Лодыга наливал себе еще. А терпение Ратмана постепенно улетучивалось.
– Ты чего не пьешь? Вкусно же! – уговаривал Лодыга.
– Дурак… Убьют тебя!
– Все мы умрем. – Пьяницу эта мысль как будто даже веселила.
– Хорошо, есть еще одна причина…
Георгий взвешивал: сказать – не сказать. И больше причин было не говорить. Все равно эта пьяная морда была не способна адекватно воспринять услышанное, зато вполне способна потом подставить Ратманова. Однако голос совести или жалости все же перевесил. Честный опер Юра Бурлак внутри бандита из прошлого на этот раз оказался сильнее.
– Казак тоже имеет на тебя виды…
– Ух ты! Я давно хотел в вашу хевру, на повышение!
– Дурак… Убить он тебя хочет.
– Убииить?! – Лодыга так заорал, что Ратманову пришлось заткнуть ему пасть рукой. И некоторое время держать в таком положении, пока не успокоится.
– Еще раз заорешь, я тебя сам выведу во двор и пристрелю там. Понял?

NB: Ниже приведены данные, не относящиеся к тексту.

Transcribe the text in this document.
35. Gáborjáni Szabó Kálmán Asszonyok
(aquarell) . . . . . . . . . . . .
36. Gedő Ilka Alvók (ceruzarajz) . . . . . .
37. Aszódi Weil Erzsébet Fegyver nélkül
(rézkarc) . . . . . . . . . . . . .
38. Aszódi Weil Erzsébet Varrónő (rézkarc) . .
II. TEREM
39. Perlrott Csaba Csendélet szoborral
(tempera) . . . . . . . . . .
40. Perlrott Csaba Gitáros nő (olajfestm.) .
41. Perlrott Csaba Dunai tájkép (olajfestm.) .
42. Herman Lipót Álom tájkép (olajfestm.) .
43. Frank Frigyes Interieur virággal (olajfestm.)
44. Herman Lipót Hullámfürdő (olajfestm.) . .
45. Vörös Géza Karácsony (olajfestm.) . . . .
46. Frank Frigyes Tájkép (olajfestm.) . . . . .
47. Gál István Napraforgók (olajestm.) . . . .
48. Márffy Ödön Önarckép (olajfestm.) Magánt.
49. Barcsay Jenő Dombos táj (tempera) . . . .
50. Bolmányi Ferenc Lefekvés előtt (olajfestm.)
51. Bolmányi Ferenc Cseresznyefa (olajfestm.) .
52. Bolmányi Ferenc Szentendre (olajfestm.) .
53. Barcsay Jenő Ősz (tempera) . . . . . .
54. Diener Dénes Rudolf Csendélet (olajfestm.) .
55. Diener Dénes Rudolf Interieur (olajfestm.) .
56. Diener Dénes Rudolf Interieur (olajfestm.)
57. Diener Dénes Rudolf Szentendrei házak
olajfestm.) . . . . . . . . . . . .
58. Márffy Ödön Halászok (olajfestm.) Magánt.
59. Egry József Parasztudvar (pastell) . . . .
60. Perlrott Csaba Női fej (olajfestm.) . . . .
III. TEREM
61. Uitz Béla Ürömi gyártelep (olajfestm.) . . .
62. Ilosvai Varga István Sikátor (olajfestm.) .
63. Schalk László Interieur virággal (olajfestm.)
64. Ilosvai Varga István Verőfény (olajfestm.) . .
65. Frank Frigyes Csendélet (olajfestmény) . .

Честное пионерское…
– Честное какое?
– Не важно. Замолкни. И слушай. Я проиграл Казаку в шахматы. И в качестве цены он поручил мне убить кого-то из вашей банды…
– Похоже на него.
– Я предложил вызвать на новый честный поединок Хряка, ну или хотя бы Копра. Но он сказал, что толку от меня и честных поединков будет немного. Чтобы доказать, что я не осведомитель полиции, я должен укокошить кого-то из вас, пойти на мокрое дело. Понял?
– Интересно.
– Чего тебе интересно, идиот? Тогда Казак велел прикончить Лодыгу.
– Лодыгу?
– Не тупи. Лодыгу. Я пытался отбрехаться… Но потом подумал, может, оно и к лучшему?
– К лучшему?
Вот идиот! Как мог умный Двуреченский завербовать такого лоха?
– Лучше молчи, ей-богу, до греха доведешь… Тогда я решил, что мы с тобой можем поступить так. У тебя же есть здесь знакомые? Надежный человек, что свидетелем может быть?
– Ну, есть.
– Короче, мы выходим с тобой во двор. Я делаю с тобой то, что обещал Казаку. Но не по-настоящему. Хотя и максимально реалистично. Ну, в смысле, как взаправду. Свидетель подтверждает, что Лодыги с нами больше нет. Я возвращаюсь и говорю Скурихину, что выполнил его приказ.
– Скурихин – это кто?
– Заткнись… А ты едешь в Петроград и начинаешь там новую жизнь.
– В Петербург.
– Ты меня понял.
– И в Москву я больше не вернусь?
– Почему? Может, и вернешься…
– Когда?
– Когда… я отсюда уеду…
– А это когда?
– Ты притомил вопросами. Допивай и пошли во двор. У меня уже руки чешутся!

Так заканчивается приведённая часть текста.